Hsueh did not lack the imagination that Sarly was always saying a good agent had to have. Not that Sarly gave him much advice about intelligence work when they met that afternoon. He was nostalgic for the war, for muddy trenches, for the smell of burned grass mingled with the deep earthy scent of the fields after rain. So he spent most of the afternoon reminiscing about the trenches and his friendship with Hsueh’s father, whom he referred to as Pierre, and whose photographs lay on the table. Anything I do for you, I’m doing for Pierre (may he rest in peace), he said. The Concession Police always needs new blood, and of course—Lieutenant Sarly had always valued patrilineage—you are French.
“To be a good agent, you must use your imagination,” said Lieutenant Sarly. “The facts won’t just present themselves to you—all you’ve got are a couple of clues and your imagination. The sergeants each have dozens of agents working under them, and the inspectors have even bigger teams. But you will be different. You’ll report directly to me.”
He had been terrified when Therese pointed her pistol at him that day, and had consequently told her a boatload of lies. In retrospect, he realized that a woman who sold explosives to Communists and the Green Gang could not possibly have been fooled by his amateuris
h excuses. That night he began to suspect it was only a matter of time before someone blew his cover. Therese would question Mr. Ku the way she had questioned him, and between them they would soon work out that Hsueh had been causing trouble for them. Then they would come for him. They could batter the door down while he was fast asleep, they could ambush him at the end of a dark alley, they could even surprise him in the steamy public baths, and hold his head under the hot murky water to drown him.

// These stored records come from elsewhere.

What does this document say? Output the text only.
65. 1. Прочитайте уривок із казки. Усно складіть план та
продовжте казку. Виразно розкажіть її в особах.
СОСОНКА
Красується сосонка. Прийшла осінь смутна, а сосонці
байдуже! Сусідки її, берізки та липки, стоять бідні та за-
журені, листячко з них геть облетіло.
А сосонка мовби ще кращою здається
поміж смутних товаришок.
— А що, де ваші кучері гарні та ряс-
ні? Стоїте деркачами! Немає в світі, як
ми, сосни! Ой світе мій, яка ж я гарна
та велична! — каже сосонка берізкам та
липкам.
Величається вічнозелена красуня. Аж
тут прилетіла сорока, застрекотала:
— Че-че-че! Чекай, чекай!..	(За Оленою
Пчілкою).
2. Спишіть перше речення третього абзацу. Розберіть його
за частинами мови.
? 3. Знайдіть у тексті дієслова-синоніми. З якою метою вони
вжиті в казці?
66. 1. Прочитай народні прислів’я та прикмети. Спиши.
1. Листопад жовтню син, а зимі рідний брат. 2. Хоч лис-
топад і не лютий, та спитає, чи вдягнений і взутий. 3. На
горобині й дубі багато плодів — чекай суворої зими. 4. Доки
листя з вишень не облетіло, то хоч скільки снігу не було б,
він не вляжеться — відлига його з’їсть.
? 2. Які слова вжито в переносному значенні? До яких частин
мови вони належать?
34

In the middle of the night, he suddenly broke out in a cold sweat. He began to figure how much time he had left to escape. Therese would tell Zung about her suspicions, and then, like a zigzagging billiard ball, this story about an inquisitive young good-for-nothing would reach the ears of the two young men he followed in the cab, and Mr. Ku himself.
On the other hand, things were also going well for him now that he had become a police investigator with secret privileges. He was anxious to prove himself. Lieutenant Sarly wanted him to locate the dark longtang to which he had followed a Hong Kong businessman and a couple of other men, who then suddenly disappeared.
He used to make up stories to satisfy Inspector Maron, tell him whatever he thought he could get away with. But Hsueh was moved by Lieutenant Sarly’s determination to honor his friendship with Hsueh’s father, and he agreed to take a police squad to the apartment on Rue Amiral Bayle. When Maron started mobilizing his men, however, Hsueh began to have second thoughts. He still held a grudge against Maron, and he didn’t want him getting all the credit for this case. He was gratified to realize that he would not be able to pinpoint the exact location of the apartment anyway, since all the longtangs on that street looked more or less the same.